MJ Soileau, vice president for Research and Commercialization, cuts the ribbon for the new high-performance computer funded by Army grants.
A new high-performance computer obtained through two Army grants totaling $2.6 million will allow the University of Central Florida to conduct realistic training scenarios with thousands of people training in the same virtual world and to conduct cutting-edge research in the physical and biological sciences.
Hundreds of times as powerful as a modern personal computer, the new IBM System Cluster 1350 housed at UCF's Institute for Simulation and Training (IST) will help to satisfy the Army's need for realistic large-scale simulations that can operate in real time. The new cluster was unveiled on Tuesday.
IST is working with virtual world developer Forterra Systems Inc. and other local industry partners to study hosting simulation applications on this type of computer for governmental and commercial purposes. According to Forterra's Federal Systems division general manager Mike Macedonia, studies conducted through the grants will help Forterra learn how its realistic OLIVE™ (On-Line Interactive Virtual Environment) 3D Internet platform can take advantage of a high-performance computing system's processing power.

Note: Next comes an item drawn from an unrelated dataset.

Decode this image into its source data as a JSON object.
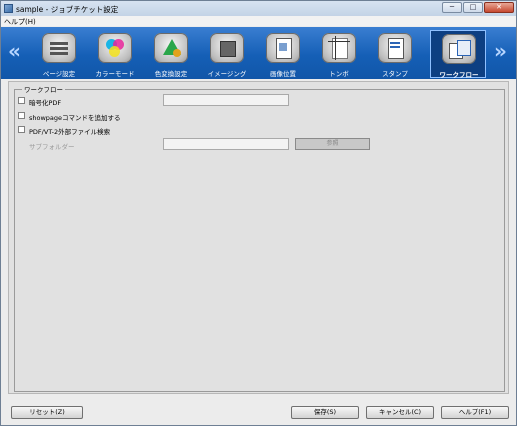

"The Army is an excellent example of an organization whose members, although geographically dispersed, need to continually collaborate and train," Macedonia said.
Soldiers could participate in the training activities from anywhere in the world. While simulation scenarios on standard computers may be able to support some large-scale scenarios, they cannot accommodate them in real time with so many participants at once.
"The commercial market also is looking for highly scalable 3D collaboration and training applications, including building distributed networked communities," Macedonia said, "so the published results will be valuable outside the Army, too."
IST director Randall Shumaker also sees uses for the enhanced capabilities beyond the Army's requirements. Many high-performance computers now crunch numbers sequentially, which means users input a problem and have to come back later for the results, he said.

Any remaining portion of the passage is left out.